Her iki davada da Bakanlığın yürütmenin durdurulması kararına yönelik itirazları Danıştay İdari Dava Daireleri Kurulunca reddedilmiştir.
Anayasanın 138. maddesinde; “Yasama ve yürütme organları ile idare, mahkeme kararlarına uymak zorundadır; bu organlar ve idare, mahkeme kararlarını hiçbir suretle değiştiremez ve bunların yerine getirilmesini geciktiremez.” kuralı öngörülmüş; Yine 2577 sayılı Yasanın 28. maddesinde de; “Danıştay, bölge idare mahkemeleri, idare ve vergi mahkemelerinin esasa ve yürütmenin durdurulmasına ilişkin kararlarının icaplarına göre İDARE, GECİKMEKSİZİN İŞLEM TESİS ETMEYE VEYA EYLEMDE BULUNMAYA MECBURDUR.” ifadesine yer verilmiştir. Kaldı ki, bu durumun Anayasanın 2. maddesinde öngörülen hukuk devleti ilkesinin gereği olduğu da kuşkusuzdur.
Anayasal ve Yasal düzenlemeler uyarınca Danıştay kararlarının gereğinin gecikmeksizin yerine getirilmesi; hukuka aykırılığı ortaya konan ve yürütmesi durdurulan düzenlemelere dayalı uygulamalara bir an evvel son verilmesi; kararlarda belirtilen hususlar dikkate alınarak yeniden düzenleme yapılması gerekirken; Çevre ve Şehircilik Bakanlığınca 25.07.2019 tarih 30842 sayılı Resmi Gazetede yayımlanan Planlı Alanlar İmar Yönetmeliğinde Değişiklik Yapılmasına Dair Yönetmelik ile, Danıştayca verilen yürütmenin durdurulması karar gerekleri yerine getirilmemiş, aksine Daire kararlarında hukuka aykırılığı açıkça ortaya konan ve yürütmesi durdurulan düzenlemeler 25.07.2019 tarihli değişiklik ile aynı şekilde yeniden yürürlüğe konmuştur.
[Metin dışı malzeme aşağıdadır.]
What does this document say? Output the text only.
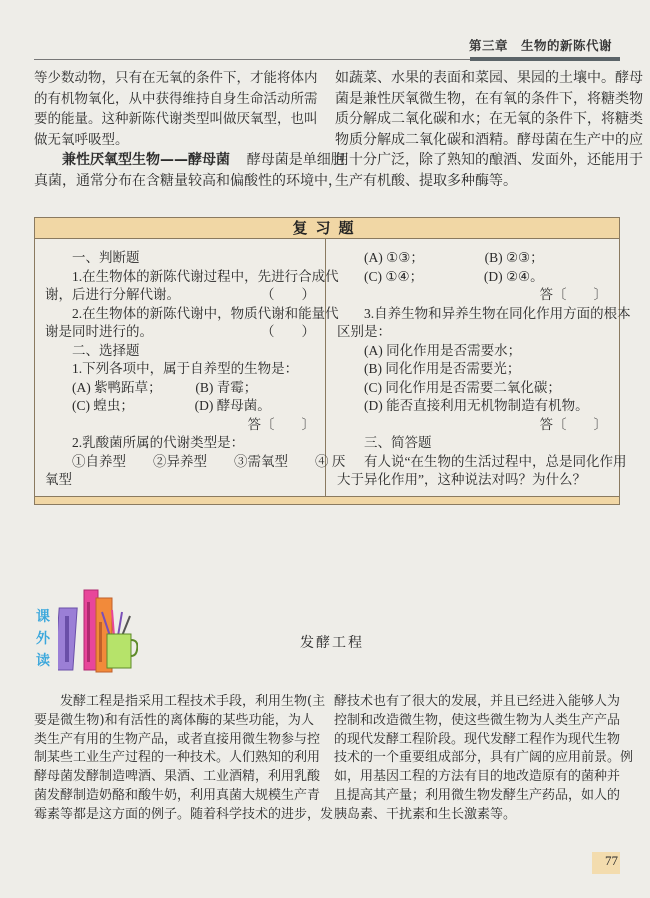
第三章　生物的新陈代谢
等少数动物，只有在无氧的条件下，才能将体内
的有机物氧化，从中获得维持自身生命活动所需
要的能量。这种新陈代谢类型叫做厌氧型，也叫
做无氧呼吸型。
兼性厌氧型生物——酵母菌 酵母菌是单细胞
真菌，通常分布在含糖量较高和偏酸性的环境中，
如蔬菜、水果的表面和菜园、果园的土壤中。酵母
菌是兼性厌氧微生物，在有氧的条件下，将糖类物
质分解成二氧化碳和水；在无氧的条件下，将糖类
物质分解成二氧化碳和酒精。酵母菌在生产中的应
用十分广泛，除了熟知的酿酒、发面外，还能用于
生产有机酸、提取多种酶等。
复习题
一、判断题
1.在生物体的新陈代谢过程中，先进行合成代
谢，后进行分解代谢。　　　　　　　（　　）
2.在生物体的新陈代谢中，物质代谢和能量代
谢是同时进行的。　　　　　　　　　（　　）
二、选择题
1.下列各项中，属于自养型的生物是：
(A) 紫鸭跖草；　　　(B) 青霉；
(C) 蝗虫；　　　　　(D) 酵母菌。
答〔　　〕
2.乳酸菌所属的代谢类型是：
①自养型　　②异养型　　③需氧型　　④ 厌
氧型
(A) ①③；　　　　　(B) ②③；
(C) ①④；　　　　　(D) ②④。
答〔　　〕
3.自养生物和异养生物在同化作用方面的根本
区别是：
(A) 同化作用是否需要水；
(B) 同化作用是否需要光；
(C) 同化作用是否需要二氧化碳；
(D) 能否直接利用无机物制造有机物。
答〔　　〕
三、简答题
有人说“在生物的生活过程中，总是同化作用
大于异化作用”，这种说法对吗？为什么？
课
外
读
发酵工程
发酵工程是指采用工程技术手段，利用生物(主
要是微生物)和有活性的离体酶的某些功能，为人
类生产有用的生物产品，或者直接用微生物参与控
制某些工业生产过程的一种技术。人们熟知的利用
酵母菌发酵制造啤酒、果酒、工业酒精，利用乳酸
菌发酵制造奶酪和酸牛奶，利用真菌大规模生产青
霉素等都是这方面的例子。随着科学技术的进步，发
酵技术也有了很大的发展，并且已经进入能够人为
控制和改造微生物，使这些微生物为人类生产产品
的现代发酵工程阶段。现代发酵工程作为现代生物
技术的一个重要组成部分，具有广阔的应用前景。例
如，用基因工程的方法有目的地改造原有的菌种并
且提高其产量；利用微生物发酵生产药品，如人的
胰岛素、干扰素和生长激素等。
77
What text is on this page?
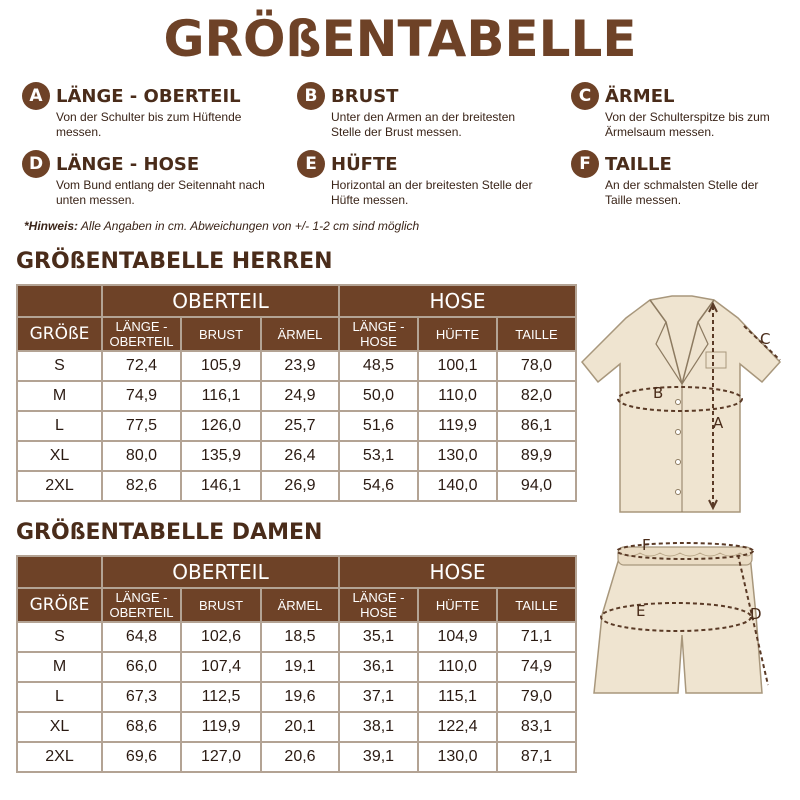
GRÖßENTABELLE
A LÄNGE - OBERTEIL
Von der Schulter bis zum Hüftende messen.
B BRUST
Unter den Armen an der breitesten Stelle der Brust messen.
C ÄRMEL
Von der Schulterspitze bis zum Ärmelsaum messen.
D LÄNGE - HOSE
Vom Bund entlang der Seitennaht nach unten messen.
E HÜFTE
Horizontal an der breitesten Stelle der Hüfte messen.
F TAILLE
An der schmalsten Stelle der Taille messen.
*Hinweis: Alle Angaben in cm. Abweichungen von +/- 1-2 cm sind möglich
GRÖßENTABELLE HERREN
	OBERTEIL			HOSE		
GRÖßE	LÄNGE - OBERTEIL	BRUST	ÄRMEL	LÄNGE - HOSE	HÜFTE	TAILLE
S	72,4	105,9	23,9	48,5	100,1	78,0
M	74,9	116,1	24,9	50,0	110,0	82,0
L	77,5	126,0	25,7	51,6	119,9	86,1
XL	80,0	135,9	26,4	53,1	130,0	89,9
2XL	82,6	146,1	26,9	54,6	140,0	94,0
GRÖßENTABELLE DAMEN
	OBERTEIL			HOSE		
GRÖßE	LÄNGE - OBERTEIL	BRUST	ÄRMEL	LÄNGE - HOSE	HÜFTE	TAILLE
S	64,8	102,6	18,5	35,1	104,9	71,1
M	66,0	107,4	19,1	36,1	110,0	74,9
L	67,3	112,5	19,6	37,1	115,1	79,0
XL	68,6	119,9	20,1	38,1	122,4	83,1
2XL	69,6	127,0	20,6	39,1	130,0	87,1
B
A
C
F
E	D
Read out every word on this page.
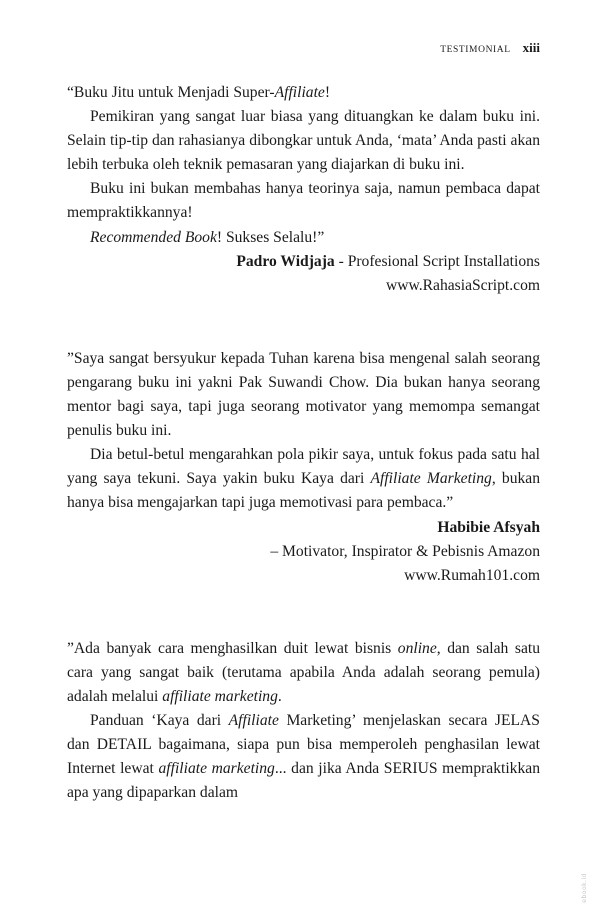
TESTIMONIAL xiii

“Buku Jitu untuk Menjadi Super-Affiliate!

Pemikiran yang sangat luar biasa yang dituangkan ke dalam buku ini. Selain tip-tip dan rahasianya dibongkar untuk Anda, ‘mata’ Anda pasti akan lebih terbuka oleh teknik pemasaran yang diajarkan di buku ini.

Buku ini bukan membahas hanya teorinya saja, namun pembaca dapat mempraktikkannya!

Recommended Book! Sukses Selalu!”

Padro Widjaja - Profesional Script Installations
www.RahasiaScript.com

”Saya sangat bersyukur kepada Tuhan karena bisa mengenal salah seorang pengarang buku ini yakni Pak Suwandi Chow. Dia bukan hanya seorang mentor bagi saya, tapi juga seorang motivator yang memompa semangat penulis buku ini.

Dia betul-betul mengarahkan pola pikir saya, untuk fokus pada satu hal yang saya tekuni. Saya yakin buku Kaya dari Affiliate Marketing, bukan hanya bisa mengajarkan tapi juga memotivasi para pembaca.”

Habibie Afsyah
– Motivator, Inspirator & Pebisnis Amazon
www.Rumah101.com

”Ada banyak cara menghasilkan duit lewat bisnis online, dan salah satu cara yang sangat baik (terutama apabila Anda adalah seorang pemula) adalah melalui affiliate marketing.

Panduan ‘Kaya dari Affiliate Marketing’ menjelaskan secara JELAS dan DETAIL bagaimana, siapa pun bisa memperoleh penghasilan lewat Internet lewat affiliate marketing... dan jika Anda SERIUS mempraktikkan apa yang dipaparkan dalam

ebook.id
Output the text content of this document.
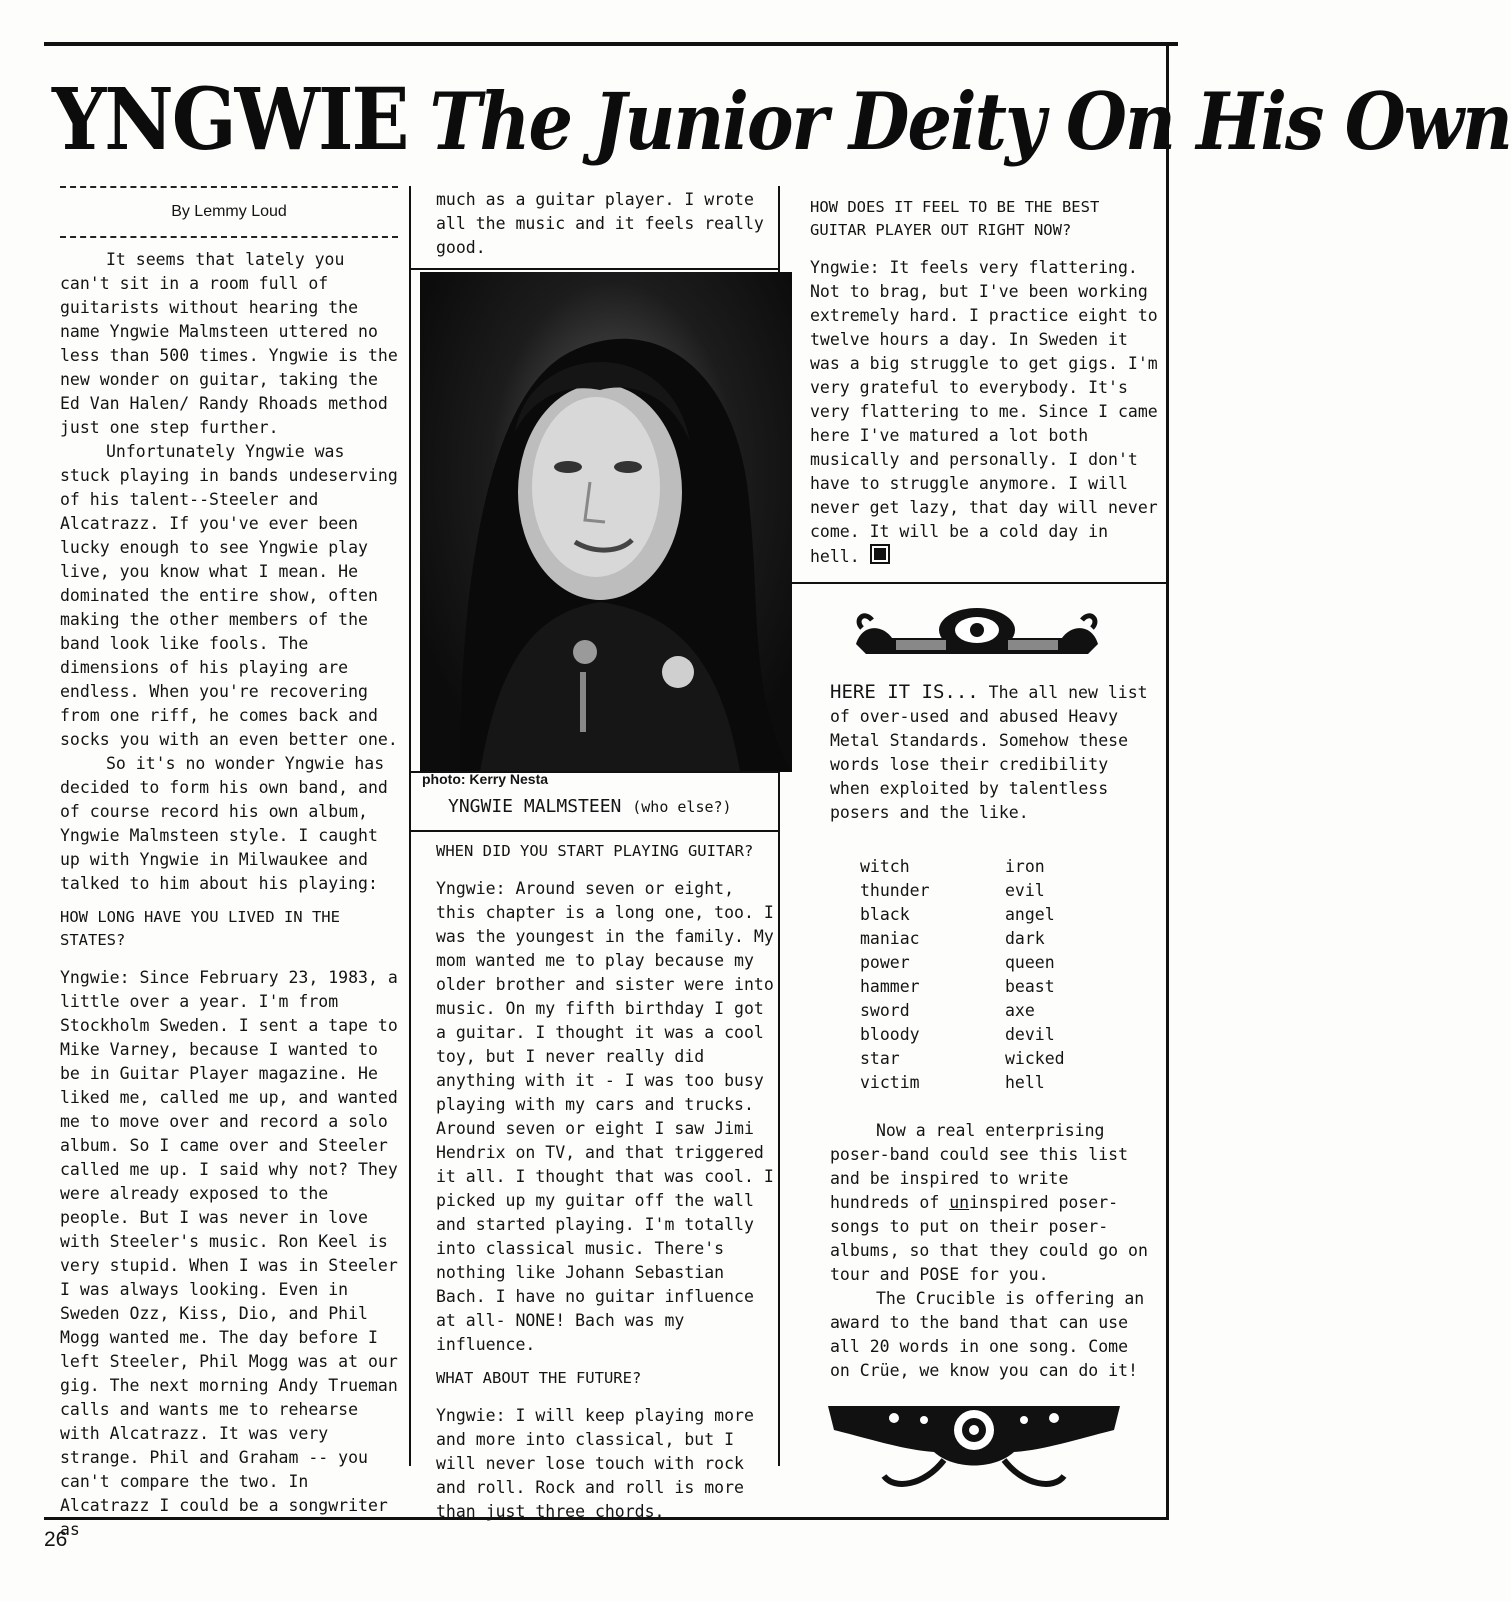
YNGWIE The Junior Deity On His Own
By Lemmy Loud

It seems that lately you can't sit in a room full of guitarists without hearing the name Yngwie Malmsteen uttered no less than 500 times. Yngwie is the new wonder on guitar, taking the Ed Van Halen/ Randy Rhoads method just one step further.

Unfortunately Yngwie was stuck playing in bands undeserving of his talent--Steeler and Alcatrazz. If you've ever been lucky enough to see Yngwie play live, you know what I mean. He dominated the entire show, often making the other members of the band look like fools. The dimensions of his playing are endless. When you're recovering from one riff, he comes back and socks you with an even better one.

So it's no wonder Yngwie has decided to form his own band, and of course record his own album, Yngwie Malmsteen style. I caught up with Yngwie in Milwaukee and talked to him about his playing:

HOW LONG HAVE YOU LIVED IN THE STATES?

Yngwie: Since February 23, 1983, a little over a year. I'm from Stockholm Sweden. I sent a tape to Mike Varney, because I wanted to be in Guitar Player magazine. He liked me, called me up, and wanted me to move over and record a solo album. So I came over and Steeler called me up. I said why not? They were already exposed to the people. But I was never in love with Steeler's music. Ron Keel is very stupid. When I was in Steeler I was always looking. Even in Sweden Ozz, Kiss, Dio, and Phil Mogg wanted me. The day before I left Steeler, Phil Mogg was at our gig. The next morning Andy Trueman calls and wants me to rehearse with Alcatrazz. It was very strange. Phil and Graham -- you can't compare the two. In Alcatrazz I could be a songwriter as

much as a guitar player. I wrote all the music and it feels really good.

photo: Kerry Nesta
YNGWIE MALMSTEEN (who else?)

WHEN DID YOU START PLAYING GUITAR?

Yngwie: Around seven or eight, this chapter is a long one, too. I was the youngest in the family. My mom wanted me to play because my older brother and sister were into music. On my fifth birthday I got a guitar. I thought it was a cool toy, but I never really did anything with it - I was too busy playing with my cars and trucks. Around seven or eight I saw Jimi Hendrix on TV, and that triggered it all. I thought that was cool. I picked up my guitar off the wall and started playing. I'm totally into classical music. There's nothing like Johann Sebastian Bach. I have no guitar influence at all- NONE! Bach was my influence.

WHAT ABOUT THE FUTURE?

Yngwie: I will keep playing more and more into classical, but I will never lose touch with rock and roll. Rock and roll is more than just three chords.

HOW DOES IT FEEL TO BE THE BEST GUITAR PLAYER OUT RIGHT NOW?

Yngwie: It feels very flattering. Not to brag, but I've been working extremely hard. I practice eight to twelve hours a day. In Sweden it was a big struggle to get gigs. I'm very grateful to everybody. It's very flattering to me. Since I came here I've matured a lot both musically and personally. I don't have to struggle anymore. I will never get lazy, that day will never come. It will be a cold day in hell.

HERE IT IS... The all new list of over-used and abused Heavy Metal Standards. Somehow these words lose their credibility when exploited by talentless posers and the like.

witch
thunder
black
maniac
power
hammer
sword
bloody
star
victim
iron
evil
angel
dark
queen
beast
axe
devil
wicked
hell

Now a real enterprising poser-band could see this list and be inspired to write hundreds of uninspired poser-songs to put on their poser-albums, so that they could go on tour and POSE for you.

The Crucible is offering an award to the band that can use all 20 words in one song. Come on Crüe, we know you can do it!

26
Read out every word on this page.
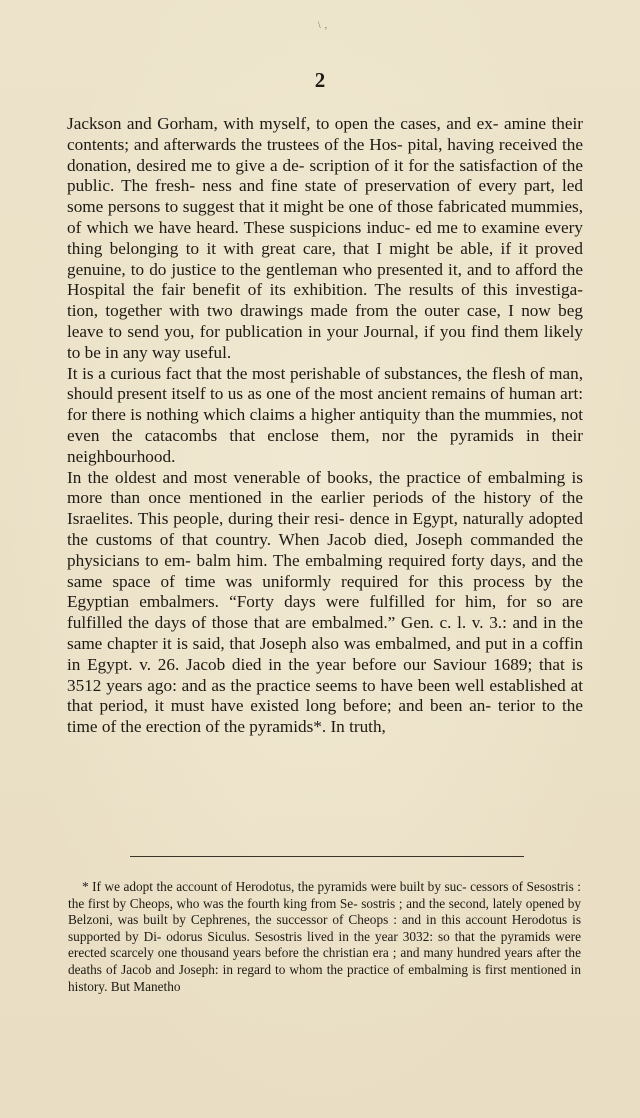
\ ,
2

Jackson and Gorham, with myself, to open the cases, and ex- amine their contents; and afterwards the trustees of the Hos- pital, having received the donation, desired me to give a de- scription of it for the satisfaction of the public. The fresh- ness and fine state of preservation of every part, led some persons to suggest that it might be one of those fabricated mummies, of which we have heard. These suspicions induc- ed me to examine every thing belonging to it with great care, that I might be able, if it proved genuine, to do justice to the gentleman who presented it, and to afford the Hospital the fair benefit of its exhibition. The results of this investiga- tion, together with two drawings made from the outer case, I now beg leave to send you, for publication in your Journal, if you find them likely to be in any way useful.

It is a curious fact that the most perishable of substances, the flesh of man, should present itself to us as one of the most ancient remains of human art: for there is nothing which claims a higher antiquity than the mummies, not even the catacombs that enclose them, nor the pyramids in their neighbourhood.

In the oldest and most venerable of books, the practice of embalming is more than once mentioned in the earlier periods of the history of the Israelites. This people, during their resi- dence in Egypt, naturally adopted the customs of that country. When Jacob died, Joseph commanded the physicians to em- balm him. The embalming required forty days, and the same space of time was uniformly required for this process by the Egyptian embalmers. “Forty days were fulfilled for him, for so are fulfilled the days of those that are embalmed.” Gen. c. l. v. 3.: and in the same chapter it is said, that Joseph also was embalmed, and put in a coffin in Egypt. v. 26. Jacob died in the year before our Saviour 1689; that is 3512 years ago: and as the practice seems to have been well established at that period, it must have existed long before; and been an- terior to the time of the erection of the pyramids*. In truth,

* If we adopt the account of Herodotus, the pyramids were built by suc- cessors of Sesostris : the first by Cheops, who was the fourth king from Se- sostris ; and the second, lately opened by Belzoni, was built by Cephrenes, the successor of Cheops : and in this account Herodotus is supported by Di- odorus Siculus. Sesostris lived in the year 3032: so that the pyramids were erected scarcely one thousand years before the christian era ; and many hundred years after the deaths of Jacob and Joseph: in regard to whom the practice of embalming is first mentioned in history. But Manetho
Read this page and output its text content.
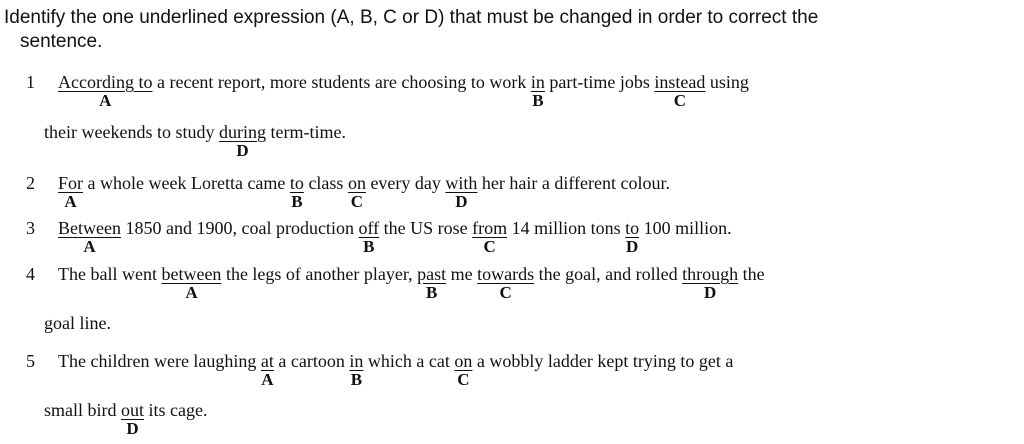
Identify the one underlined expression (A, B, C or D) that must be changed in order to correct the
sentence.
1 According to
A
a recent report, more students are choosing to work in
B
part-time jobs instead
C
using
their weekends to study during
D
term-time.
2 For
A
a whole week Loretta came to
B
class on
C
every day with
D
her hair a different colour.
3 Between
A
1850 and 1900, coal production off
B
the US rose from
C
14 million tons to
D
100 million.
4 The ball went between
A
the legs of another player, past
B
me towards
C
the goal, and rolled through
D
the
goal line.
5 The children were laughing at
A
a cartoon in
B
which a cat on
C
a wobbly ladder kept trying to get a
small bird out
D
its cage.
Birliğimiz tarafından Anayasaya ve kamu yararına aykırı bu düzenlemenin iptali istemiyle açılan davada da Danıştay Dairesince “Anayasanın 138. ve İdari Yargılama Usulü Kanununun 28.maddesi uyarınca davalı idarece yargı kararını gecikmeksizin yerine getirmek zorunda olmasına karşın Danıştay Altıncı Dairesinin 17.04.2019 tarih ve E:2018/5260 sayılı kararı ile bu karara yapılan itirazın reddine ilişkin Danıştay İdari Dava Daireleri Kurulunun 19/09/2019 tarih ve E:2019/899 sayılı kararına, Danıştay Altıncı Dairesinin 18.02.2019 tarih ve E:2018/4999 sayılı kararı ile bu karara yapılan itirazın reddine ilişkin Danıştay İdari Dava Daireleri Kurulunun 19/09/2019 tarih ve E:2019/845 sayılı kararına ve Danıştay Altıncı Dairesinin 24.04.2019 tarih ve E:2018/9566 sayılı kararı ile bu karara karşı yapılan itirazın reddine ilişkin Danıştay İdari dava Daireleri Kurulunun 16.10.2019 tarih ve E:2019/901 sayılı kararına aykırı olarak yapılan düzenlemede hukuka uyarlık bulunmamaktadır.” gerekçesiyle yürütmenin durdurulmasına karar verilmiştir.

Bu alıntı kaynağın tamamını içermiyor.